# i/o.vate

## Chapter 1 - Environment; Sourcing and Scraping our Data.

The project idea, in line with a tight deadline, requires to restrict the heaps of data at some point. A proof of concept that is able to produce valid outcomes is the target for a showcase, and should spark the motivation to continue producing findings. We have found that a solid body of investigation should be provided by WIPO as the governing body (the World Intellectual Property Organization). Hong Kong being part of the Paris convention is included in the territories governed by WIPO. Which allows us to define and easily locate patents valid in Hong Kong by their WIPO numbers.

As such, they certainly require some sort of categorization method, and this in English language. As we have seen, the Hong Kong Department of intellectual propery provides a weekly journal with updates on patent filings in the Special Administrative region in PDF format.

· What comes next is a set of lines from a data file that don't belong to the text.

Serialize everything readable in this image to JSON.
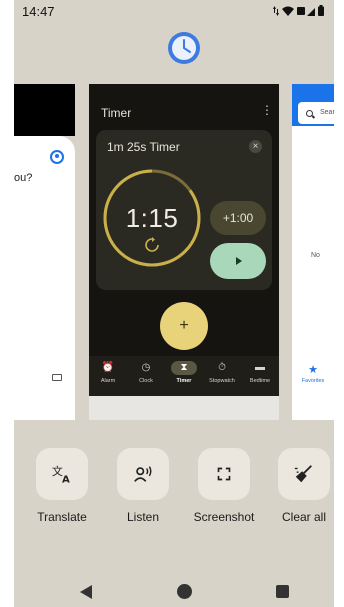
{
  "status_bar": {
    "time": "14:47",
    "icons": [
      "data-arrows-icon",
      "wifi-icon",
      "signal-icon",
      "battery-icon"
    ]
  },
  "app_icon": "clock-app-icon",
  "left_card": {
    "partial_text": "ou?"
  },
  "timer_card": {
    "title": "Timer",
    "menu_glyph": "⋮",
    "panel_title": "1m 25s Timer",
    "close_glyph": "×",
    "time": "1:15",
    "progress_fraction": 0.15,
    "add_minute_label": "+1:00",
    "fab_glyph": "+",
    "nav": [
      {
        "label": "Alarm",
        "glyph": "⏰",
        "active": false
      },
      {
        "label": "Clock",
        "glyph": "◷",
        "active": false
      },
      {
        "label": "Timer",
        "glyph": "⧗",
        "active": true
      },
      {
        "label": "Stopwatch",
        "glyph": "⏱",
        "active": false
      },
      {
        "label": "Bedtime",
        "glyph": "▬",
        "active": false
      }
    ]
  },
  "right_card": {
    "search_placeholder": "Sear",
    "partial_text": "No",
    "fav_label": "Favorites",
    "fav_glyph": "★"
  },
  "actions": [
    {
      "label": "Translate",
      "icon": "translate-icon"
    },
    {
      "label": "Listen",
      "icon": "listen-icon"
    },
    {
      "label": "Screenshot",
      "icon": "screenshot-icon"
    },
    {
      "label": "Clear all",
      "icon": "clear-all-icon"
    }
  ],
  "colors": {
    "screen_bg": "#d8d3c8",
    "timer_bg": "#151411",
    "accent_gold": "#c9b04b",
    "play_green": "#a8d8b9",
    "fab_yellow": "#e8d27a",
    "blue": "#1a73e8"
  }
}
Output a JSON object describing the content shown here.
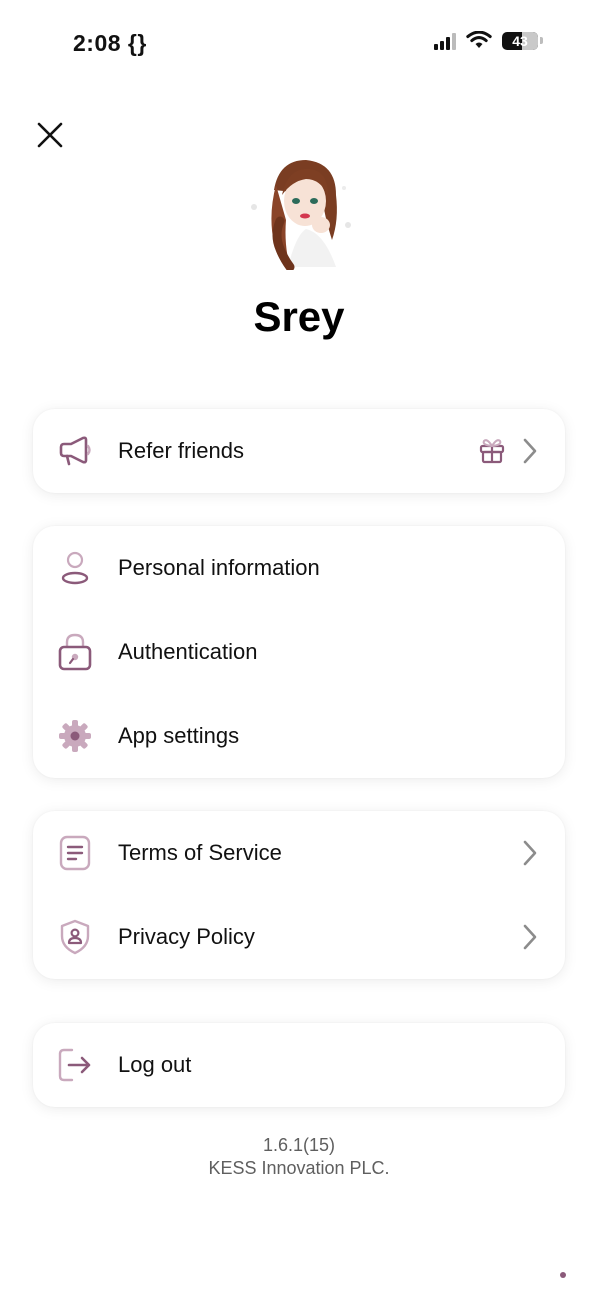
{
  "status_bar": {
    "time": "2:08 {}",
    "battery": "43"
  },
  "profile": {
    "name": "Srey"
  },
  "menu": {
    "refer_friends": "Refer friends",
    "personal_information": "Personal information",
    "authentication": "Authentication",
    "app_settings": "App settings",
    "terms_of_service": "Terms of Service",
    "privacy_policy": "Privacy Policy",
    "log_out": "Log out"
  },
  "footer": {
    "version": "1.6.1(15)",
    "company": "KESS Innovation PLC."
  },
  "icons": [
    "megaphone-icon",
    "gift-icon",
    "chevron-right-icon",
    "person-icon",
    "lock-icon",
    "gear-icon",
    "document-icon",
    "shield-icon",
    "logout-icon",
    "close-icon",
    "signal-icon",
    "wifi-icon",
    "battery-icon"
  ],
  "colors": {
    "accent": "#8b5a7a",
    "accent_light": "#c9a9bd"
  }
}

Now we are facing an initial problem:

### What environment to use?

Since this is a duo's effort and we wouldn't want to rely on methods such as Dropbox for file exchanges, there had to be a solution that fulfills several requirements:

- decentralized
- remotely accessible
- ideally bringing enough computational power to the table

This way we made sure we'd operate on the same environment.

Eventually a Linux environment on cloud servers was chosen, and a machine learning suite deployed to this. Specifications:

- Ubuntu 18.04
- 4GB RAM, 80GB disk size, 2 virtual CPUs has proven to be a good compromise
- Headless operation kept it lean and quick
- SSH connection / FTP for file exchange and running scripts

Software:

- Python 3
- pdf parsers
- Selenium, headless Firefox
- Pandas, Seaborn
- NLTK
- Keras / Word2Vec
- Gensim / Doc2Vec


### Getting our Hong Kong Data

***We reference hereby to the file scrape_convert.py.
This notebook serves as an explanation of our method, step by step, while the script file is execution-ready***.

The Hong Kong Intellectual Property Department releases a weekly journal with patent information. As these are all PDF files, we can handle them easily by downloading and extracting text on our machine. The following elements were necessary from a concept point of view:

- downloader for a massive amount of PDFs. Challenge: there is not a clear pattern on the publication dates. 
- file handling: save a large quantity of files distinctively for further processing
- data extraction. Challenge: separate and structure information, find extraction patterns
- parsing: create concise dataframes

As a side note, we have noticed that while the titles of these patents have been published here, we are missing the abstracts (that will make up our actual corpus).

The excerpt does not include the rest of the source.